Le gros tournant de la journée est arrivé avec le gros son de Solitaris, entièrement vêtus de noir et cagoulés comme à l’accoutumance, suivi de la voix toujours aussi puissante et carrée d’Ashen et enfin les Américains de Dying Wish.

Est venu le moment des têtes d’affiche du samedi, avec, tout d’abord, Resolve. Eux aussi présents au Hellfest la semaine précédente, les Lyonnais ont pu déballer toute leur panoplie de riffs et de screams avec les titres Molotov, Emerald Sky, Human face à un public totalement séduit. Un sacré set qui rappelle que le groupe joue dans la cour des grands. Le chant est en place, l’énergie est folle, non sans rappeler les British d’Architects.
Place au groupe probablement le plus attendu de cette édition, Rise of the Northstar. Avec un festival de cette ampleur aux portes de la région parisienne, ce n’était qu’une question de temps avant de les voir débouler à Gisors, et c’est donc chose faite. Set carré et chronométré, décors japonisants et zéro temps mort. Tout le Hardcore et l’énergie du groupe étaient là pour faire sauter ce beau public déjà chauffé à blanc, entre pogo, circle pit et slam de licornes… Les festivaliers auront même eu la chance de voir un guest de Clem, le frontman d’Ashen sur Back 2 Basics. Alors que pas mal de monde pensait le set terminé, la mélodie de Mon voisin Totoro a démarré, et les fans ont su: Again and Again pour clôturer ce super set.

Jour 3 : du Death, du Goth et du Sympho
Le dimanche a commencé un peu plus tard pour nous, dans l’impossibilité d’arriver avant 14h. Notre dimanche a donc commencé avec Silhouette puis Akiavel et son Death penchant vers le mélodique mais avec la puissante voix et le growl de la chanteuse. La note la plus symphonique du week-end est arrivée juste après avec les Néerlandais de Blackbriar et leur scénographie aux airs de La Belle au bois dormant. Les orchestrations et la voix de la chanteuse auront satisfait les amateurs du genre mais en auront aussi séduit plus d’un dans la cour du château. L’enchaînement avec Sowulo, groupe de musique viking si l’on peut dire, avec de jolis sons de harpe et des chants traditionnels, mais aussi une prestation superbe de la voix féminine, viendra reposer les festivaliers. Comme une pause déconnectée avant d’enchaîner avec les Allemands d’Equilibrium qui ramènent la fosse à la réalité. Un Heavy aux notes traditionnelles qui matche à l’ambiance de la journée et de quoi ouvrir l’appétit pour la grosse tête d’affiche de ce dimanche.

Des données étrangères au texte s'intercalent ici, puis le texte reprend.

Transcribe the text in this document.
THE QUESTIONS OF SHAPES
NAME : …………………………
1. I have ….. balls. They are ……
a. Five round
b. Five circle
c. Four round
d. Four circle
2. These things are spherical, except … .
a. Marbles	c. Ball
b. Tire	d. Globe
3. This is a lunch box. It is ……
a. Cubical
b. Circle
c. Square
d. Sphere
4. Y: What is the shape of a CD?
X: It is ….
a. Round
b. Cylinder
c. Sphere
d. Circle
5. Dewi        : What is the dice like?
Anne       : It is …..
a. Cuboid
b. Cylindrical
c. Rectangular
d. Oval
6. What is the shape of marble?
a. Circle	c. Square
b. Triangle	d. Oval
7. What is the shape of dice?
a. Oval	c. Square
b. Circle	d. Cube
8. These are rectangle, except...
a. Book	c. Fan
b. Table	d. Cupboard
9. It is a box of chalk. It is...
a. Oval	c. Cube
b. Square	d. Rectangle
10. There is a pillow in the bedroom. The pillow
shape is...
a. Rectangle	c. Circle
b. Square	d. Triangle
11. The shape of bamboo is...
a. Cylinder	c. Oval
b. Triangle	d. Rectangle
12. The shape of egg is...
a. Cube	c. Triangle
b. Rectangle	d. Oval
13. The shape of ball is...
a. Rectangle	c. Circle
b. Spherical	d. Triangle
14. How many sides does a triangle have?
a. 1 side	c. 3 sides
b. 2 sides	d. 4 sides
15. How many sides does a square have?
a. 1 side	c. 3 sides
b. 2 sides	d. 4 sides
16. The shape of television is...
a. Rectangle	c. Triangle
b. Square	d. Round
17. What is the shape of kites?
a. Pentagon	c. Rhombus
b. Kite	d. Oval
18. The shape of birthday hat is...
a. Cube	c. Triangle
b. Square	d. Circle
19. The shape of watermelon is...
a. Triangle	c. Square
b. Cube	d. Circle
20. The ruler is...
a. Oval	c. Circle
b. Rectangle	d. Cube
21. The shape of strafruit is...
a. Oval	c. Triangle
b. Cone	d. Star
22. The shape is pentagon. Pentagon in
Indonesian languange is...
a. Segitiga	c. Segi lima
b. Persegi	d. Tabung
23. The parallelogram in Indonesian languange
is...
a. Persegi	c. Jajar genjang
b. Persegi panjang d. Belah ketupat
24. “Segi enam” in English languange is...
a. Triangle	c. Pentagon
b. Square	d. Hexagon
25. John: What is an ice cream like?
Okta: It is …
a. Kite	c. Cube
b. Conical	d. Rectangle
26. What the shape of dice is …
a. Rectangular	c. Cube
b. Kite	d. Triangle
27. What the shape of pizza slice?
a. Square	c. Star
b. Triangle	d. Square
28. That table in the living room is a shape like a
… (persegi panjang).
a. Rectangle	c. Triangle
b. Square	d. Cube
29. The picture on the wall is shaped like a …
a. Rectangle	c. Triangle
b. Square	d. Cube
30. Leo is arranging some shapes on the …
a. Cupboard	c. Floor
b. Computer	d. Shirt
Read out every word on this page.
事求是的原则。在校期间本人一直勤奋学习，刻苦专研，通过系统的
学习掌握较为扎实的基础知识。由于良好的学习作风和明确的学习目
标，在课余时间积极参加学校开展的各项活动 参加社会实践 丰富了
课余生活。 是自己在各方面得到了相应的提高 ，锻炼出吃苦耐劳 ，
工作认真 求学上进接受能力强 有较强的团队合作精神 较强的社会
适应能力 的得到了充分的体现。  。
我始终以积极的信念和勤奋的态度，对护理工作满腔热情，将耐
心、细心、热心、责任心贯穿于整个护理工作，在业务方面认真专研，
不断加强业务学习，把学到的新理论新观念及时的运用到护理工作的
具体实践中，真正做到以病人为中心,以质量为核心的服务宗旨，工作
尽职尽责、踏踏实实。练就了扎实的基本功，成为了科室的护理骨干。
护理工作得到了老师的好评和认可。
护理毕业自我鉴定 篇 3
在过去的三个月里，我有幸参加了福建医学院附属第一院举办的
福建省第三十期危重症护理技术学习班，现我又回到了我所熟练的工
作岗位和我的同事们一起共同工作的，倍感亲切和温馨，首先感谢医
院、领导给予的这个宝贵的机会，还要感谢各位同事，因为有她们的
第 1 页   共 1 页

Il est donc presque 21 h quand Lacuna Coil entre en scène. Même si la fatigue et la chaleur se sont un peu fait sentir dans l’après-midi, les festivaliers sont au rendez-vous pour accueillir les Italiens. Le set démarre avec Layers of Time et Reckless, de quoi plonger la foule dans l’univers gothique. Fidèle à sa réputation, le groupe offre une superbe performance et les vocalistes Andrea et Cristina interagissent régulièrement avec un public conquis, et qui le sera d’ailleurs encore plus avec la reprise d’Enjoy the Silence de Depeche Mode. Les Transalpins, que l’on retrouvera en tournée en France à la fin de l’année, termineront en beauté leur set avec The Siege et Never Dawn. Ils seront suivis par les Français de Vestige et leur Metal très moderne qui clôtureront cette cinquième édition du Kave Fest.